A spokesman for the group, Sharif Ali Bin Al Hussein, said the action was premature and blamed 
State Department officials who don't want aggressive action against Iraq. 

Some top department aides have praised the organisation, he said. Sullivan, the State Department 
official, said the suspension is completely based on an inspector general's audit that found the 
group could not properly account for its spending. No financial wrongdoing was discovered. 

“The financial controls were insufficient and did not match requirements under US laws,” Sullivan 
said, contending the group failed to heed warnings since June to institute the controls. “They 
can't account for the money that was given.” 

Al Hussein said the group was given until Jan. 15 to institute new financial controls and said the 
State Department was told the deadline would be met. 
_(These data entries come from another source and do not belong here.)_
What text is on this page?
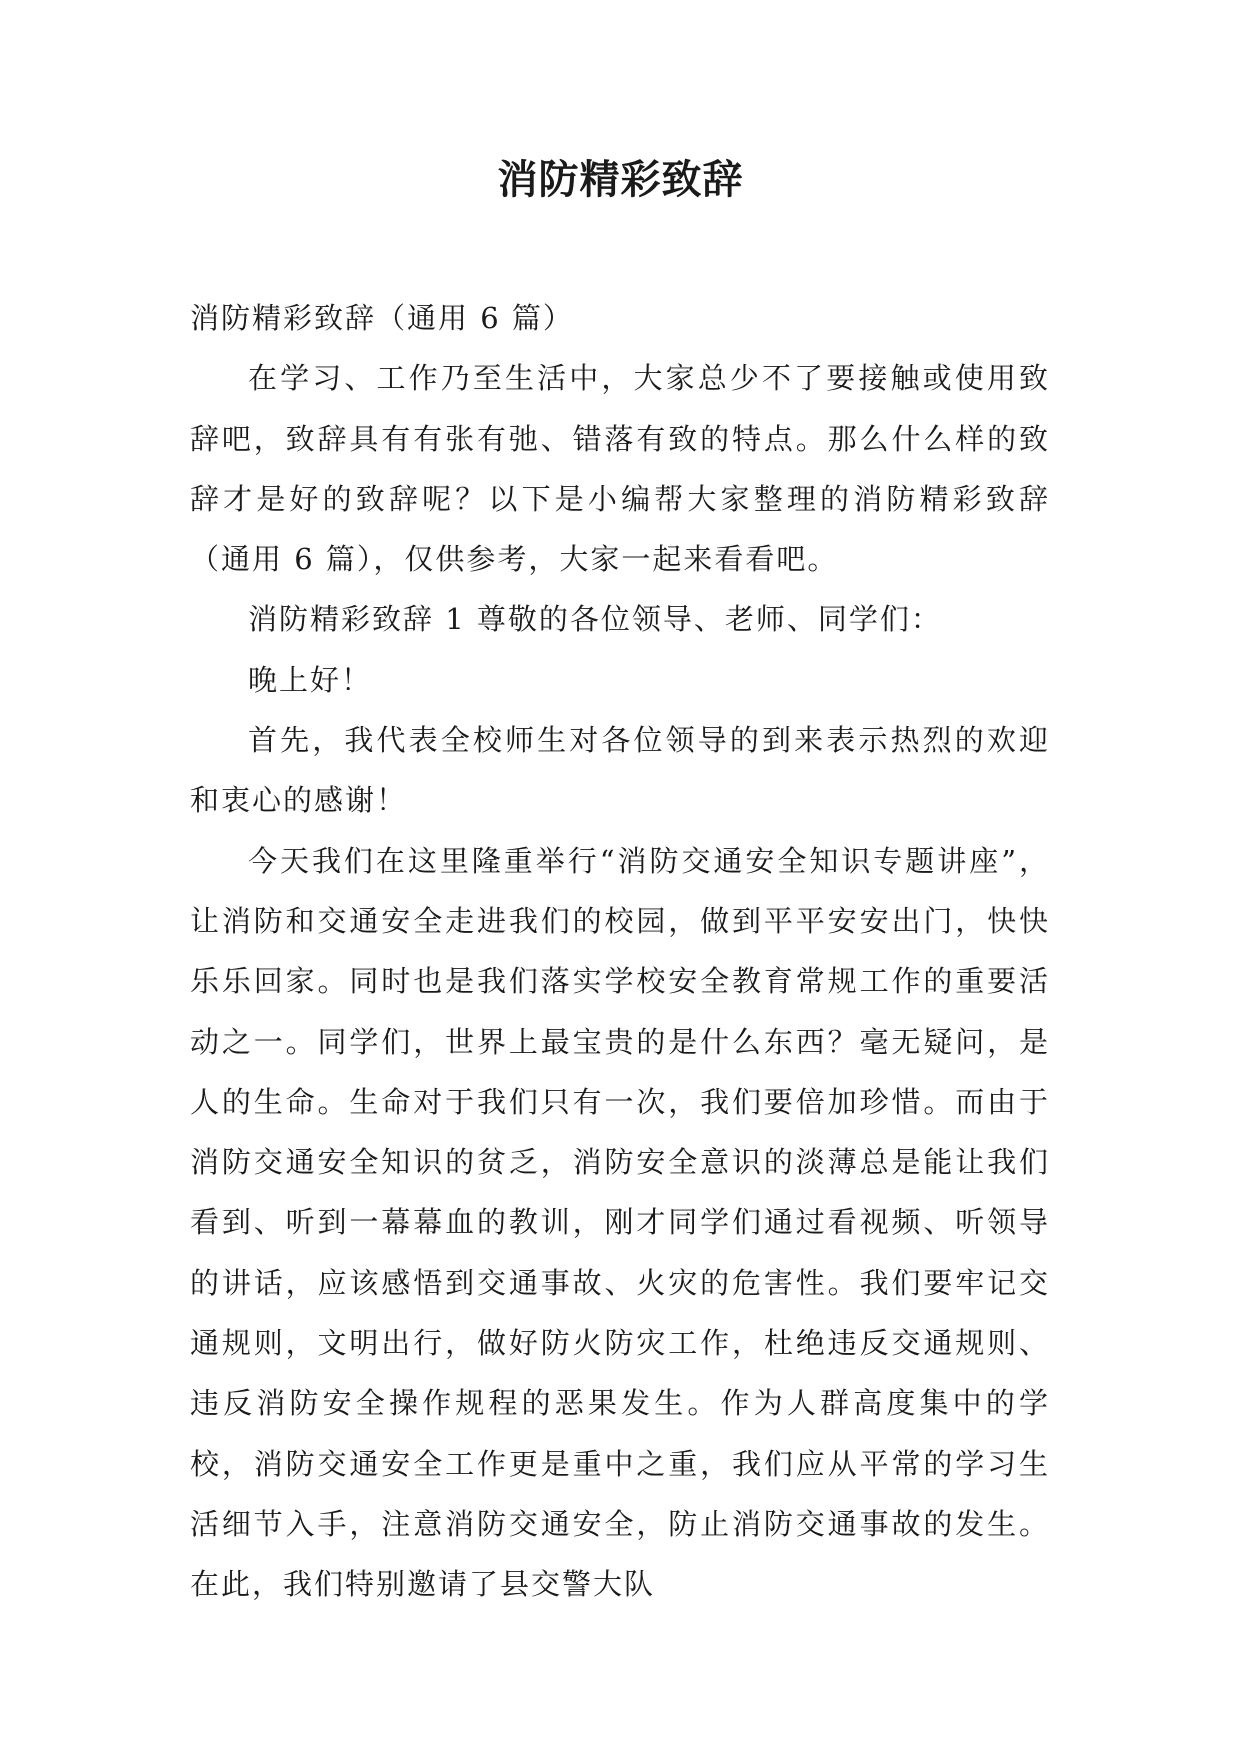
消防精彩致辞

消防精彩致辞（通用 6 篇）

在学习、工作乃至生活中，大家总少不了要接触或使用致辞吧，致辞具有有张有弛、错落有致的特点。那么什么样的致辞才是好的致辞呢？以下是小编帮大家整理的消防精彩致辞（通用 6 篇），仅供参考，大家一起来看看吧。

消防精彩致辞 1 尊敬的各位领导、老师、同学们：

晚上好！

首先，我代表全校师生对各位领导的到来表示热烈的欢迎和衷心的感谢！

今天我们在这里隆重举行“消防交通安全知识专题讲座”，让消防和交通安全走进我们的校园，做到平平安安出门，快快乐乐回家。同时也是我们落实学校安全教育常规工作的重要活动之一。同学们，世界上最宝贵的是什么东西？毫无疑问，是人的生命。生命对于我们只有一次，我们要倍加珍惜。而由于消防交通安全知识的贫乏，消防安全意识的淡薄总是能让我们看到、听到一幕幕血的教训，刚才同学们通过看视频、听领导的讲话，应该感悟到交通事故、火灾的危害性。我们要牢记交通规则，文明出行，做好防火防灾工作，杜绝违反交通规则、违反消防安全操作规程的恶果发生。作为人群高度集中的学校，消防交通安全工作更是重中之重，我们应从平常的学习生活细节入手，注意消防交通安全，防止消防交通事故的发生。在此，我们特别邀请了县交警大队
He said certain department officials, including Clinton administration holdovers, “want to appease 
Saddam. They want to contain him and keep him in his box and don't want to take Saddam on as the 
head of a terrorist state.” 

The London-based confederation of opposition groups has considerable backing in Congress, but 
critics have said its members aren't prepared to combat Saddam on the ground, even with US backing. 

Congress appropriated $25 million for the Iraqi opposition, with at least $10 million to be used 
inside Iraq. But Hussein argued that administration officials would not let the group use the money 
inside the country and therefore the opposition group rejected the entire amount. 

The State Department went ahead on its own and sent the group about $12million in 2001. 

The money was primarily used to collect information on abuses by Saddam's government, present the 
findings to the United Nations and other countries, and save it for later use if there's a war 
crimes tribunal. “Senior level officials have been very encouraging” about the opposition's work, 
Hussein said. 

In the background of the dispute is a wider controversy over policy towards Iraq in the war on 
terrorism. 

Hawks in the Bush administration, led by Deputy Defence Secretary Paul Wolfowitz, have been 
pressing for the US military to take on Iraq and finish off Saddam, who was left in power after the 
Gulf War. Other administration officials, however, have argued to keep the focus on the anti-terror 
war against Osama Ben Laden's Al Qaeda network. 

Advocates of targeting Iraq say Saddam is trying to rebuild his chemical and biological weapons 
programmes that UN inspectors tried to dismantle after the 1991 Gulf War.
 
Inspectors have not been allowed into Iraq since departing ahead of US air strikes in late 1998.